Similarly, one of the prioritised recommendations put forward by the US State Department is to ensure that the UK does not depart from definitions of human trafficking in international law, thereby limiting their obligations towards victims. The consequences of not being correctly identified as a victim are extremely serious: this can have a negative impact on credibility, give even greater control to an exploiter, leave someone without support or the opportunity to gain leave to remain as a survivor, at risk of destitution and removal, and vulnerable to further exploitation including re-trafficking. The recommendations include the need for the UK to ensure that the statutory definition of trafficking under the Modern Slavery Act 2015 does not require movement of the victim as an element of the crime.

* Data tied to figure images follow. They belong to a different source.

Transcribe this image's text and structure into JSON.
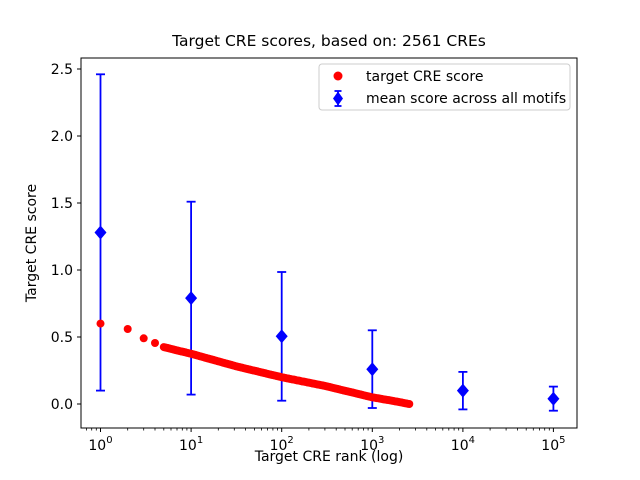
{
  "figure": {
    "background": "#ffffff",
    "text_color": "#000000",
    "frame_color": "#000000",
    "legend_border_color": "#cccccc"
  },
  "chart_data": {
    "type": "scatter",
    "title": "Target CRE scores, based on: 2561 CREs",
    "xlabel": "Target CRE rank (log)",
    "ylabel": "Target CRE score",
    "x_scale": "log10",
    "xlim_log10": [
      -0.215,
      5.26
    ],
    "ylim": [
      -0.179,
      2.582
    ],
    "x_major_ticks": [
      1,
      10,
      100,
      1000,
      10000,
      100000
    ],
    "x_major_tick_labels": [
      "10^0",
      "10^1",
      "10^2",
      "10^3",
      "10^4",
      "10^5"
    ],
    "y_ticks": [
      0.0,
      0.5,
      1.0,
      1.5,
      2.0,
      2.5
    ],
    "grid": false,
    "legend_position": "upper right",
    "legend_entries": [
      "target CRE score",
      "mean score across all motifs"
    ],
    "series": [
      {
        "name": "target CRE score",
        "color": "#ff0000",
        "marker": "circle",
        "marker_radius_px": 4,
        "n_points": 2561,
        "rank_range": [
          1,
          2561
        ],
        "anchors_rank_value": [
          [
            1,
            0.6
          ],
          [
            2,
            0.56
          ],
          [
            3,
            0.49
          ],
          [
            4,
            0.455
          ],
          [
            5,
            0.425
          ],
          [
            7,
            0.4
          ],
          [
            10,
            0.375
          ],
          [
            32,
            0.28
          ],
          [
            100,
            0.2
          ],
          [
            300,
            0.135
          ],
          [
            1000,
            0.05
          ],
          [
            1800,
            0.02
          ],
          [
            2561,
            0.0
          ]
        ]
      },
      {
        "name": "mean score across all motifs",
        "color": "#0000ff",
        "marker": "diamond",
        "points": [
          {
            "rank": 1,
            "mean": 1.28,
            "std": 1.18
          },
          {
            "rank": 10,
            "mean": 0.79,
            "std": 0.72
          },
          {
            "rank": 100,
            "mean": 0.505,
            "std": 0.48
          },
          {
            "rank": 1000,
            "mean": 0.26,
            "std": 0.29
          },
          {
            "rank": 10000,
            "mean": 0.1,
            "std": 0.14
          },
          {
            "rank": 100000,
            "mean": 0.04,
            "std": 0.09
          }
        ]
      }
    ]
  }
}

Already we have seen the UK government seek to enshrine a definition that requires movement in a way that risks creating confusion, raising the threshold for  identification and breaching international law. These efforts were roundly condemned in the UK House of Lords, resulting in a motion to regret concerning the Slavery and Human Trafficking (Definition of Victim) Regulations 2022 which ‘give rise to concerns that the changes will narrow the ability of victims to be identified and to access support.’

Forthcoming Modern Slavery Bill – missed opportunities?

The UK Government is currently taking steps towards a new Modern Slavery Bill. This provides an opportunity for the UK to demonstrate its commitment to international law by incorporating the Council of Europe for Action Against Trafficking in Human Beings (ECAT) into our national legislation, together with a commitment to retain the Anti-Trafficking Directive. Briefing on the need to scrap protections and support for victims of trafficking to push through their cruel Rwanda deportation plan, the Government is stepping further and further away from international commitments the UK was only recently proud to make, and the measures needed to retain Tier 1 status. We call on the UK Government to take this moment to implement the recommendations put forward in the 2022 TIP report, and build up, rather than strip back, the UK’s anti-trafficking system. Should the UK continue along its current trajectory, this may act as a tipping point, where the UK can no longer consider its international standing in combatting human trafficking as secure.